No entanto, os tribunais vêm possibilitando a utilização do procedimento pelos produtores rurais que não estão inscritos na junta comercial ou que estão inscritos há menos de 2 anos. Isso nos leva a questionar se realmente as associações civis não podem se valer da recuperação judicial.
Para contribuir para a reflexão, cita-se o caso da Cândido Mendes , associação civil que está em recuperação judicial em trâmite na 5ª Vara Empresarial da Capital do Rio de Janeiro.
Nesse contexto, surgem fervorosos debates acerca do tema.
De um lado, sustenta-se o rigor da lei, a qual não compreende as associações civis no rol de devedores que podem se valer da recuperação judicial, na medida em que não são sociedades empresárias. Simples. A legislação não permite.
De outro, há quem defenda que a finalidade primordial da Lei de Recuperação Judicial é a preservação da atividade desempenhada pelos devedores, considerando-os como geradores de riquezas, provedores de empregos, e arrecadadores de tributos.
Assim, aquele que estimula a atividade econômica, produz ou presta serviços de relevância social, deveria gozar de tratamento e possibilidade idêntica, sendo irrelevante sua natureza constitutiva, se associação ou sociedade.
Tratando-se de recuperação judicial, decisões contrarias Á Lei são frequentemente prolatadas. A matéria, muito particular, modela-se frequentemente a casos excepcionais, um após o outro.
Como exemplo, cita-se a prorrogação do stay period (prazo em que todas as execuções movidas em face da recuperanda são paralisadas), de 180 dias, expressamente referido como improrrogável pela lei, mas prorrogável , na prática dos tribunais, pelo prazo necessário para deliberação e aprovação do plano de recuperação judicial, o que leva, a depender do caso concreto, quase 2 anos, conforme números do Observatório de Insolvência .
Outro exemplo tormentoso é a recomendação do Conselho Nacional de Justiça (CNJ), impulsionado por práticas do Tribunal de Justiça de São Paulo, de que haja perícia prévia para o deferimento do pedido de recuperação judicial, como se requisito legal fosse, sem que, no entanto, haja previsão no texto da lei para tanto.
O caso Cândido Mendes demonstra exatamente essa divisão de posicionamento.
Em primeiro grau, decidiu-se pela possibilidade da Cândido Mendes em requerer a recuperação judicial, considerando todo aspecto social que envolve o caso concreto.

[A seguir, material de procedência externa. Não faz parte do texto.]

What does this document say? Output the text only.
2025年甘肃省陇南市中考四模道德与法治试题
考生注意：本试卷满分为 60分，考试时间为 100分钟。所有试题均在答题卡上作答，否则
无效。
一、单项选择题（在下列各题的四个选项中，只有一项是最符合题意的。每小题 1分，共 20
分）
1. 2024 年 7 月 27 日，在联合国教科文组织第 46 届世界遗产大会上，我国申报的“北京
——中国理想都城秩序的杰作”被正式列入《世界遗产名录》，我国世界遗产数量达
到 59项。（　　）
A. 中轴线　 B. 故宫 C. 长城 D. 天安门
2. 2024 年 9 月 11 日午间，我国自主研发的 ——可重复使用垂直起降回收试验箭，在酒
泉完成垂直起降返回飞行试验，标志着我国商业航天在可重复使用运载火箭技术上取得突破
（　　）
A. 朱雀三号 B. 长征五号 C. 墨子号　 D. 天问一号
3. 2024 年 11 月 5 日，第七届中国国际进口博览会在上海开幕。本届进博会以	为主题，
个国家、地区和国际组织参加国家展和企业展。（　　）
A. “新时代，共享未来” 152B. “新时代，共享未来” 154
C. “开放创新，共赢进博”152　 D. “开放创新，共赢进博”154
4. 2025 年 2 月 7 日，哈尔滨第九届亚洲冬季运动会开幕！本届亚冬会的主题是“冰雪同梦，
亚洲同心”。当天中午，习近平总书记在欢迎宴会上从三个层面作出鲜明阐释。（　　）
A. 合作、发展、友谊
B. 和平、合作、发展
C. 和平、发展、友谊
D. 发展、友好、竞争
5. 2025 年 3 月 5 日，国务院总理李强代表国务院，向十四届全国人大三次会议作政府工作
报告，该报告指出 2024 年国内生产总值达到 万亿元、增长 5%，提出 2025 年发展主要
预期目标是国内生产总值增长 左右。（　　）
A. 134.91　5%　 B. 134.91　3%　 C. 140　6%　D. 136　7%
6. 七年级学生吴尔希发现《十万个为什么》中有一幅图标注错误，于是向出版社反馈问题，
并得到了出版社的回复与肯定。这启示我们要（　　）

Afinal, estamos diante de uma das instituições de ensino superior mais antigas do Brasil, assim como o aspecto teleológico da Lei – a preservação das atividades geradoras de riquezas, empregos, tributos, bens ou serviços.
O Ministério Público do Rio de Janeiro, em sentido oposto, manejou agravo de instrumento em que pretendia, em suma, o indeferimento da recuperação judicial, uma vez que a requerente está constituída sob a forma de sociedade civil e, portanto, não poderia requerer a recuperação judicial.
O Tribunal de Justiça do Rio de Janeiro, em setembro de 2020, referendou a decisão de primeiro grau, considerando que “embora não distribua lucro entre seus associados, gera imensa riqueza para o meio social, comprovando assim seu caráter econômico, deve-se permitir o deferimento do processamento da recuperação judicial”.
Desta decisão, o Ministério Público opôs embargos de declaração, pendentes de análise pelo Tribunal de Justiça do Rio de Janeiro.
O debate está longe de ser encerrado, e deve ser incentivado.
A respeito, já é possível observar movimentos legislativos que visam alterar esse aspecto na Lei de Recuperação Judicial e Falência . Igualmente, vemos outras associações civis sinalizando o desejo de ingressar com o procedimento recuperacional, entre elas, curiosamente, o clube Botafogo de Futebol e Regatas, do Rio de Janeiro.
O projeto de reestruturação do Botafogo é audacioso. Passa pela alocação de elevados valores na parte administrativa do clube, e pela transformação da associação civil em sociedade anônima, profissionalizando todos os aspectos estruturais do clube, tornando-o uma verdadeira empresa.
Além de toda dificuldade financeira vivenciada pelo clube, há diversos outros desafios, entre eles a forma em que a sociedade foi constituída, o que inviabilizaria, em tese, a utilização do procedimento recuperacional.
Momentaneamente, mesmo considerando o caso da Cândido Mendes, precedente que certamente será invocado em outras oportunidades, não há como afirmar que as associações civis podem ingressar com a Recuperação Judicial.
Os doutrinadores Manoel Justino Bezerra Filho e Luiz Roberto Ayoub e Cássio Cavalli sinalizam pela possibilidade das associações civis em utilizar o procedimento recuperacional. Dissertam não haver sentido, atualmente, nesta divisão entre empresários e não-empresários para efeitos concursais, na medida em que a lei visa proteger a atividade econômica, conceito do qual não se excluem as associações civis, visto que, a exemplo da Cândido Mendes, podem prestar serviços relevantes a sociedade.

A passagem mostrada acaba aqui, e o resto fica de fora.